Modeling for sustainable groundwater management: Interdependence and potential complementarity of process-based, data-driven and system dynamics approaches

Groundwater systems are vast natural water reservoirs used to support human water demands and ecosystem services. Various modeling approaches have been developed to help manage these complex highly-dynamic systems. This paper discusses the strengths and limitations of three modeling approaches, namely: processbased, data-driven and system dynamics modeling. For demonstration purposes, the three modeling approaches are applied to the Konya Closed Basin, a large agricultural region with semi-dry climate located in central Turkey. Process-based modeling is grounded in the theory-based representation of the governing processes but is somewhat limited by the computational effort and the difficulty of defining the required input parameters that characterize the heterogeneous aquifer system.

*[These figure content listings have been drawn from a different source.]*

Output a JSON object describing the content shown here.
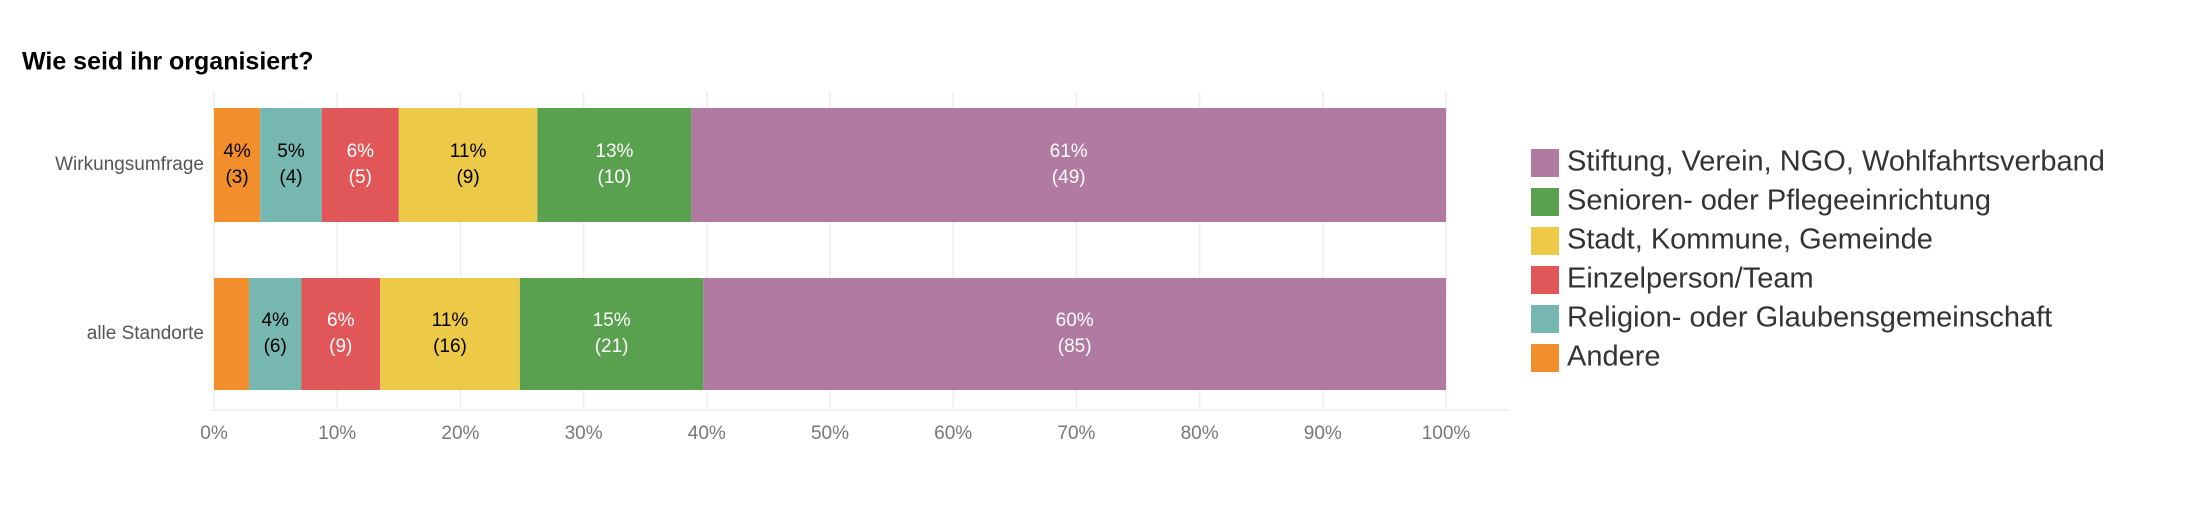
{
  "chart_data": {
    "type": "stacked-bar-horizontal",
    "title": "Wie seid ihr organisiert?",
    "categories": [
      "Wirkungsumfrage",
      "alle Standorte"
    ],
    "series": [
      {
        "name": "Andere",
        "color": "#f28e2b",
        "label_color": "#000000",
        "values": [
          3.75,
          2.84
        ],
        "value_labels": [
          "4%",
          null
        ],
        "count_labels": [
          "(3)",
          null
        ]
      },
      {
        "name": "Religion- oder Glaubensgemeinschaft",
        "color": "#76b7b2",
        "label_color": "#000000",
        "values": [
          5,
          4.26
        ],
        "value_labels": [
          "5%",
          "4%"
        ],
        "count_labels": [
          "(4)",
          "(6)"
        ]
      },
      {
        "name": "Einzelperson/Team",
        "color": "#e15759",
        "label_color": "#ffffff",
        "values": [
          6.25,
          6.38
        ],
        "value_labels": [
          "6%",
          "6%"
        ],
        "count_labels": [
          "(5)",
          "(9)"
        ]
      },
      {
        "name": "Stadt, Kommune, Gemeinde",
        "color": "#edc948",
        "label_color": "#000000",
        "values": [
          11.25,
          11.35
        ],
        "value_labels": [
          "11%",
          "11%"
        ],
        "count_labels": [
          "(9)",
          "(16)"
        ]
      },
      {
        "name": "Senioren- oder Pflegeeinrichtung",
        "color": "#59a14f",
        "label_color": "#ffffff",
        "values": [
          12.5,
          14.89
        ],
        "value_labels": [
          "13%",
          "15%"
        ],
        "count_labels": [
          "(10)",
          "(21)"
        ]
      },
      {
        "name": "Stiftung, Verein, NGO, Wohlfahrtsverband",
        "color": "#b07aa1",
        "label_color": "#ffffff",
        "values": [
          61.25,
          60.28
        ],
        "value_labels": [
          "61%",
          "60%"
        ],
        "count_labels": [
          "(49)",
          "(85)"
        ]
      }
    ],
    "xlim": [
      0,
      100
    ],
    "xticks": [
      {
        "value": 0,
        "label": "0%"
      },
      {
        "value": 10,
        "label": "10%"
      },
      {
        "value": 20,
        "label": "20%"
      },
      {
        "value": 30,
        "label": "30%"
      },
      {
        "value": 40,
        "label": "40%"
      },
      {
        "value": 50,
        "label": "50%"
      },
      {
        "value": 60,
        "label": "60%"
      },
      {
        "value": 70,
        "label": "70%"
      },
      {
        "value": 80,
        "label": "80%"
      },
      {
        "value": 90,
        "label": "90%"
      },
      {
        "value": 100,
        "label": "100%"
      }
    ],
    "grid": true,
    "legend": "right"
  }
}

Process-based models are shown to be powerful tools for resource management purposes provided climatic and water demand scenarios are accurately defined. Data-driven models are efficient tools for the management of groundwater resources but are highly dependent on the availability of large training data sets encompassing the spectrum of possible system responses. The high efficiency of surrogate modeling approaches makes them ideal tools for incorporation into applications such as real-time decision support systems and digital twin platforms. System dynamics modeling examines the groundwater exploitation problem within a socio-economic context that involves multiple stakeholders and their decision making. It combines groundwater flow models with socio-economics and endogenous decision rules to conduct scenario analysis and support policy development. The analyses and model demonstrations presented in this paper underscore the interconnectedness and complementarity of these three modeling approaches and the need for more integrated use of these modeling approaches for enhanced multi-sectoral management of groundwater systems.